The Reactor 3 is turned on and off by twisting the ABS polycarbonate head. It goes from off to on and off, then back to on and then to off again.
The diameter of the head and the non-traditional off/on/off switch makes it easy to use, although it’s still a two-handed operation.
We’re not very keen on these types of switches for flashlights, because they’re sometimes hard to switch on with one hand holding a part and the other grabbing for the flashlight in the toolbox.
But Gerber’s design is better than most twist-on types.
We’re always working on our motorcycles, and we’ve found that flashlights and especially head-mounted lights are essential for even the most basic maintenance checks and tasks.
So we always have a variety of flashlights and headlamps around the garage and in the toolbox.
This Gerber LED flashlight has become our favorite, displacing the sturdy aluminum body of the Cynthia model that seems so weak in comparison.
Gerber is known for their high-quality knives and other outdoor equipment, and the Reactor 3 is no exception.
Manufactured in China to Gerber’s design and specifications, it feels substantial and carries a limited lifetime warranty.
O-rings are used in the head and at the rear, where a drilled cap, which can be used to attach the flashlight to a lanyard, opens up to pop in the three AA batteries.
Gerber throws in 3 Energizer brand batteries, but once they die we’ll replace them with our Energizer rechargeables, which we’ve found to work very nicely in a variety of electronic equipment.
The Reactor 3 is a newer and more powerful version of the original Gerber Reactor, which holds two AA batteries.
Gerber claims that the Reactor 3 will burn for 100 hours on the three AA’s and that it will illuminate up to 100′ away.

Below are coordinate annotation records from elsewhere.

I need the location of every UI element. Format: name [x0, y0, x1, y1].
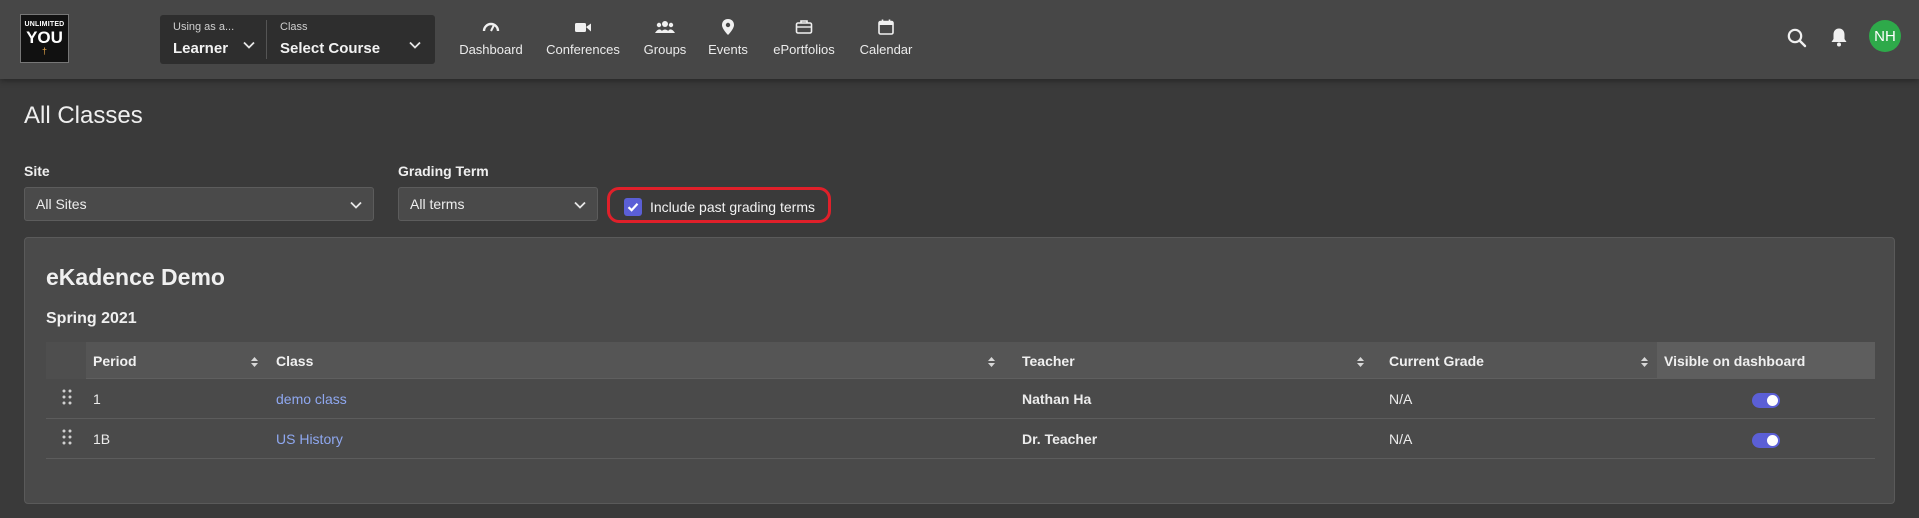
table-row: 1 demo class Nathan Ha N/A: [46, 379, 1875, 419]
bell-icon[interactable]: [1828, 26, 1850, 48]
grading-term-label: Grading Term: [398, 163, 489, 179]
sort-icon: [251, 357, 258, 367]
nav-eportfolios[interactable]: ePortfolios: [771, 18, 837, 62]
include-past-terms-checkbox[interactable]: [624, 198, 642, 216]
class-value: Select Course: [280, 40, 381, 57]
period-cell: 1B: [93, 431, 111, 447]
chevron-down-icon: [350, 201, 362, 209]
sort-icon: [988, 357, 995, 367]
column-label: Period: [93, 353, 137, 369]
grading-term-select[interactable]: All terms: [398, 187, 598, 221]
column-label: Teacher: [1022, 353, 1075, 369]
drag-handle-icon[interactable]: [62, 388, 72, 406]
visible-on-dashboard-toggle[interactable]: [1752, 393, 1780, 408]
chevron-down-icon: [243, 41, 255, 49]
role-caption: Using as a...: [173, 21, 235, 33]
nav-label: Dashboard: [459, 42, 523, 57]
column-header-teacher[interactable]: Teacher: [1016, 342, 1383, 379]
organization-name: eKadence Demo: [46, 264, 225, 290]
chevron-down-icon: [574, 201, 586, 209]
nav-dashboard[interactable]: Dashboard: [459, 18, 523, 62]
nav-label: ePortfolios: [773, 42, 835, 57]
logo-line-1: UNLIMITED: [24, 21, 65, 28]
check-icon: [627, 203, 639, 212]
column-label: Visible on dashboard: [1664, 353, 1806, 369]
term-heading: Spring 2021: [46, 310, 137, 327]
calendar-icon: [878, 19, 894, 35]
drag-column-header: [46, 342, 86, 379]
nav-events[interactable]: Events: [707, 18, 749, 62]
grading-term-value: All terms: [410, 196, 465, 212]
site-filter-label: Site: [24, 163, 50, 179]
role-value: Learner: [173, 40, 229, 57]
column-header-class[interactable]: Class: [269, 342, 1006, 379]
nav-label: Calendar: [859, 42, 913, 57]
column-header-period[interactable]: Period: [86, 342, 269, 379]
column-label: Class: [276, 353, 314, 369]
teacher-cell: Dr. Teacher: [1022, 431, 1098, 447]
period-cell: 1: [93, 391, 101, 407]
organization-card: eKadence Demo Spring 2021 Period Class T…: [24, 237, 1895, 504]
teacher-cell: Nathan Ha: [1022, 391, 1092, 407]
sort-icon: [1641, 357, 1648, 367]
user-avatar[interactable]: NH: [1869, 20, 1901, 52]
class-link[interactable]: demo class: [276, 391, 347, 407]
grade-cell: N/A: [1389, 431, 1413, 447]
drag-handle-icon[interactable]: [62, 428, 72, 446]
chevron-down-icon: [409, 41, 421, 49]
search-icon[interactable]: [1786, 27, 1808, 49]
column-label: Current Grade: [1389, 353, 1484, 369]
nav-conferences[interactable]: Conferences: [546, 18, 620, 62]
site-select-value: All Sites: [36, 196, 87, 212]
class-caption: Class: [280, 21, 308, 33]
nav-groups[interactable]: Groups: [642, 18, 688, 62]
table-header: Period Class Teacher Current Grade Visib…: [46, 342, 1875, 379]
class-selector[interactable]: Class Select Course: [266, 20, 435, 59]
nav-label: Events: [708, 42, 748, 57]
include-past-terms-highlight: Include past grading terms: [607, 187, 831, 223]
table-row: 1B US History Dr. Teacher N/A: [46, 419, 1875, 459]
page-title: All Classes: [24, 102, 143, 129]
logo-mark: †: [41, 46, 47, 56]
include-past-terms-label[interactable]: Include past grading terms: [650, 199, 815, 215]
nav-label: Groups: [643, 42, 687, 57]
context-switcher: Using as a... Learner Class Select Cours…: [160, 15, 435, 64]
top-bar: UNLIMITED YOU † Using as a... Learner Cl…: [0, 0, 1919, 79]
class-link[interactable]: US History: [276, 431, 343, 447]
app-logo[interactable]: UNLIMITED YOU †: [20, 14, 69, 63]
site-select[interactable]: All Sites: [24, 187, 374, 221]
nav-label: Conferences: [546, 42, 620, 57]
map-pin-icon: [722, 19, 734, 35]
grade-cell: N/A: [1389, 391, 1413, 407]
nav-calendar[interactable]: Calendar: [858, 18, 914, 62]
gauge-icon: [482, 22, 500, 32]
role-selector[interactable]: Using as a... Learner: [160, 15, 266, 64]
briefcase-icon: [795, 20, 813, 34]
users-icon: [655, 21, 675, 33]
avatar-initials: NH: [1874, 27, 1896, 45]
video-camera-icon: [575, 23, 591, 32]
sort-icon: [1357, 357, 1364, 367]
logo-line-2: YOU: [26, 28, 63, 47]
visible-on-dashboard-toggle[interactable]: [1752, 433, 1780, 448]
column-header-visible-on-dashboard: Visible on dashboard: [1657, 342, 1875, 379]
column-header-current-grade[interactable]: Current Grade: [1383, 342, 1657, 379]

The Gerber Reactor 3 is available at various online retailers; we purchased ours through REI with our membership for $41.95.
Either Gerber bought the CMG “tactical” flashlight company, the original designers of the Reactor, or CMG is manufacturing this flashlight for Gerber, we’re not sure.
Either way, this is a lot of money for a small flashlight, but for flashlight connoisseurs, this is probably the most powerful small LED flashlight on the market today, and if you have to have the best, this is pretty close to state-of-the-art in LED flashlights.